No confidence motions are here to stay. Guyanese have to become accustomed to no confidence motions because the ethnic arithmetic is of such that any future government will either be a minority government or hold a very slender majority. The supporters of the APNU+AFC, since assuming office have behaved as if their government has a commanding majority and not a slender grip on parliament.
As such, the no confidence motion has left many of them in shock. Many of them supporters are traumatized. They are not thinking straight. They have found themselves in state of deep shock and distress because they were operating under an illusion that their government was strong and invincible. How could any government with one seat majority be stable and impregnable?
No government with less than a four-seat majority should believe that it is secure. Even Burnham, in 1964, took steps to have persons from the opposition cross the floor in order to ensure that his party had a comfortable majority.
As declassified documents have revealed, the 1964 government was never stable, not within the government nor within the National Assembly.

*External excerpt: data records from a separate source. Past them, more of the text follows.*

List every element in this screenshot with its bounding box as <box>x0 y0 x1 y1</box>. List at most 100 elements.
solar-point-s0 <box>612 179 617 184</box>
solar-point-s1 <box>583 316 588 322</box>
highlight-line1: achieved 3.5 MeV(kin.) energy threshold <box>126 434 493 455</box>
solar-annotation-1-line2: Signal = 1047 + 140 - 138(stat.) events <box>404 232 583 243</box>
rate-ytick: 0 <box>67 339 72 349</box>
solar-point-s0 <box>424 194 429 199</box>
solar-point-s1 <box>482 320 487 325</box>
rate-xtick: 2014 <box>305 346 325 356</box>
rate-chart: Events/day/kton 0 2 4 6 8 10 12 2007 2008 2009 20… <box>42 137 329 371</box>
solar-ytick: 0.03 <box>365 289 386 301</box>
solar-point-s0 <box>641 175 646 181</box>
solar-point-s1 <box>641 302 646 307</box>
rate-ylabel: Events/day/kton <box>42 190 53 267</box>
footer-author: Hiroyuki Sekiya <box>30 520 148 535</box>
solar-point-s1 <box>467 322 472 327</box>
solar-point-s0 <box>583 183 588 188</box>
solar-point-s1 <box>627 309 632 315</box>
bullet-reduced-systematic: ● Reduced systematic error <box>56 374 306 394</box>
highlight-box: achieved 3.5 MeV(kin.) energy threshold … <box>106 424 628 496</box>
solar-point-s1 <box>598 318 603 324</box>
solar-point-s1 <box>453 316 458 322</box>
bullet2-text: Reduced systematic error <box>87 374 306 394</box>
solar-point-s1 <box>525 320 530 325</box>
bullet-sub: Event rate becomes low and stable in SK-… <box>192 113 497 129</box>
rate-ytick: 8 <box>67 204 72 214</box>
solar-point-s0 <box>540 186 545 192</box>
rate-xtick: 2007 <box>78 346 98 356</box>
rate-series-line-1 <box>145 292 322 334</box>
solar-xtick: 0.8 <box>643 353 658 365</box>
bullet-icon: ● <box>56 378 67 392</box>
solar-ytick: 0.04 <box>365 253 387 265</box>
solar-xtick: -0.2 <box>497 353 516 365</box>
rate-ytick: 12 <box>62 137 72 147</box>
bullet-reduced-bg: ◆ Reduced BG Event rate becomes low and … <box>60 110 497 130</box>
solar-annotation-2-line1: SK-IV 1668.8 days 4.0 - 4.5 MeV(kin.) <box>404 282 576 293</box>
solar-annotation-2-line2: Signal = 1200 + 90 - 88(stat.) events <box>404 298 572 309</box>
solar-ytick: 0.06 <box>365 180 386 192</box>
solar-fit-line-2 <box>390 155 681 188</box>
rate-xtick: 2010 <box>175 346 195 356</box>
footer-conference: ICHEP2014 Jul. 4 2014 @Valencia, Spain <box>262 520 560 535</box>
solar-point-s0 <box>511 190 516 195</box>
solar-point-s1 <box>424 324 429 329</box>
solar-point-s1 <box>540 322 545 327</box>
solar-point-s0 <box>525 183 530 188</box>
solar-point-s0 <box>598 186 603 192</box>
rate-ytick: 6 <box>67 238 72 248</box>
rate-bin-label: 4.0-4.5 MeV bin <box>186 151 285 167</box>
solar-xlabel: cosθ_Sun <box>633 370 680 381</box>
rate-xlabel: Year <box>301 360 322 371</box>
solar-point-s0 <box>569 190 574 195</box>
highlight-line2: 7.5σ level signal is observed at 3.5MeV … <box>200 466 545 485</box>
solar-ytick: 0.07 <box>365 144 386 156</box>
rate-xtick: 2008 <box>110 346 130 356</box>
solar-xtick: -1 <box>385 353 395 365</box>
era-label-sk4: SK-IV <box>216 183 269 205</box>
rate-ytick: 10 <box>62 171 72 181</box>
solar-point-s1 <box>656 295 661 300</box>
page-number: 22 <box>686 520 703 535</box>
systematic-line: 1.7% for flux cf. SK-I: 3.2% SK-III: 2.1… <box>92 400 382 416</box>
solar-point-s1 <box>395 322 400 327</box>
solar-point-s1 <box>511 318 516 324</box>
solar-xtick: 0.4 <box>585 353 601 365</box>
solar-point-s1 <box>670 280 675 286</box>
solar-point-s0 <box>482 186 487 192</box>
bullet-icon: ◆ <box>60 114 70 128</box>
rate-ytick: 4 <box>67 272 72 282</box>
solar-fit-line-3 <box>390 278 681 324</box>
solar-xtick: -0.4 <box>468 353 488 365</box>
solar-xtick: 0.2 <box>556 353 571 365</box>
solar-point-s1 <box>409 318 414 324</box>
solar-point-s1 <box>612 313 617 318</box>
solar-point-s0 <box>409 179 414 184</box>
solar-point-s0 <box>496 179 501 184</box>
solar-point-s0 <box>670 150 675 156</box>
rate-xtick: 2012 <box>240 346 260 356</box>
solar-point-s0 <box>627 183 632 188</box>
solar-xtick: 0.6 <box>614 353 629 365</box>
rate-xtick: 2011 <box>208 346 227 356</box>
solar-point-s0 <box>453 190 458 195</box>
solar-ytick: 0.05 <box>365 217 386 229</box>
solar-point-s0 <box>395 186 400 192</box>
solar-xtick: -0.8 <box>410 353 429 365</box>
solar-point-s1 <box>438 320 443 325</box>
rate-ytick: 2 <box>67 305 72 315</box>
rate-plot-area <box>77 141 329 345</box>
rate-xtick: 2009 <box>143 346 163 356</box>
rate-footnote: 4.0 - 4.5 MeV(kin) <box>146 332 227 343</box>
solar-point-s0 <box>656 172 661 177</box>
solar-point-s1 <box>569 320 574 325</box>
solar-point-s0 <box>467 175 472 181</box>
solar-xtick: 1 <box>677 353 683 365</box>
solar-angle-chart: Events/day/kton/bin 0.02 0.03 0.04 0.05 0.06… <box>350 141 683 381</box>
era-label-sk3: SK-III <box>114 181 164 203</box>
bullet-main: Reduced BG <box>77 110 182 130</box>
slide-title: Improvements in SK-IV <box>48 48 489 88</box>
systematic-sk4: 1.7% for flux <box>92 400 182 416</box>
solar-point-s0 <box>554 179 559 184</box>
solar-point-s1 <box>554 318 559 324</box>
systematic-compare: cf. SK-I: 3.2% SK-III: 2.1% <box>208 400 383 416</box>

In the 2011 parliament, the PPP found itself as a minority government. The combined opposition had a one-seat majority and used it to frustrate the Donald Ramotar government. That entire parliamentary session was highly contentious.
Eventually the APNU and the AFC agreed to move a motion of no confidence against the Ramotar administration. He would have fallen had he not prorogued parliament.
If elections are called tomorrow or next year, the result is not likely to be much different from 2011 and 2015. Whoever holds the government will hold a slim majority. Voting remains primarily along ethnic lines and Guyana’s ethnic composition will always, in such circumstances, be an ethnic census.
The country is likely to witness musical chairs with the government. One-term governments are likely to become a feature of national politics. The APNU+AFC is likely, regardless of whether elections are held later this year or next month, to be replaced by a PPP government.
But since no ethnic group has majority at the moment, elections are likely to result in very close results, as was the case in the 2011 and 2015 elections. In fact the APNU+AFC barely got into office by narrowest of margins in any local election.
Since 2015 the PPP has rebounded. Whether you like Jagdeo or not, he has been smart in his political tactics. He has won back most of the support which the PPPC lost between 2011 and 2015.
While local government elections are not an effective predictor of what will happen in general elections, the commanding majority gained by the PPPC at both the 2016 and 2018 elections suggests that it will be impossible for that party to be defeated at the next general and regional elections.
But even so, the PPPC is not likely to win by any landslide and may struggle to gain a working majority in the National Assembly.
Election patterns in Guyana have been consistent. The result of the 1997 elections were almost similar to that of the 1992 elections and after constitutional change in 2001, the elections of that year and the following elections in 2006 more or less saw the ruling party and the combined opposition gain more or less the same percentage of votes.
In 2012 census demonstrated why the PPP fell slightly behind in 2011. Their ethnic base had shrunk just enough to cause the party to slip below the 50% mark, a pattern that was repeated in 2015. Only that time there was a coalition which gained 51% to the PPPC 49%. As such, a new government was formed.
Whatever the decision of the CCJ today, a new government is very much likely whenever elections are held in 2020. And in 2025, there is likely to be a minority government as the smaller parties become stronger and new parties emerge.
There is even a strong likelihood that the PPPC will lose in 2025 to a resurgent APNU as the smaller parties eat into the PPPC’s support base.
Guyanese therefore should grow accustomed to regular changes in government. One-term governments are here to stay. Get with it!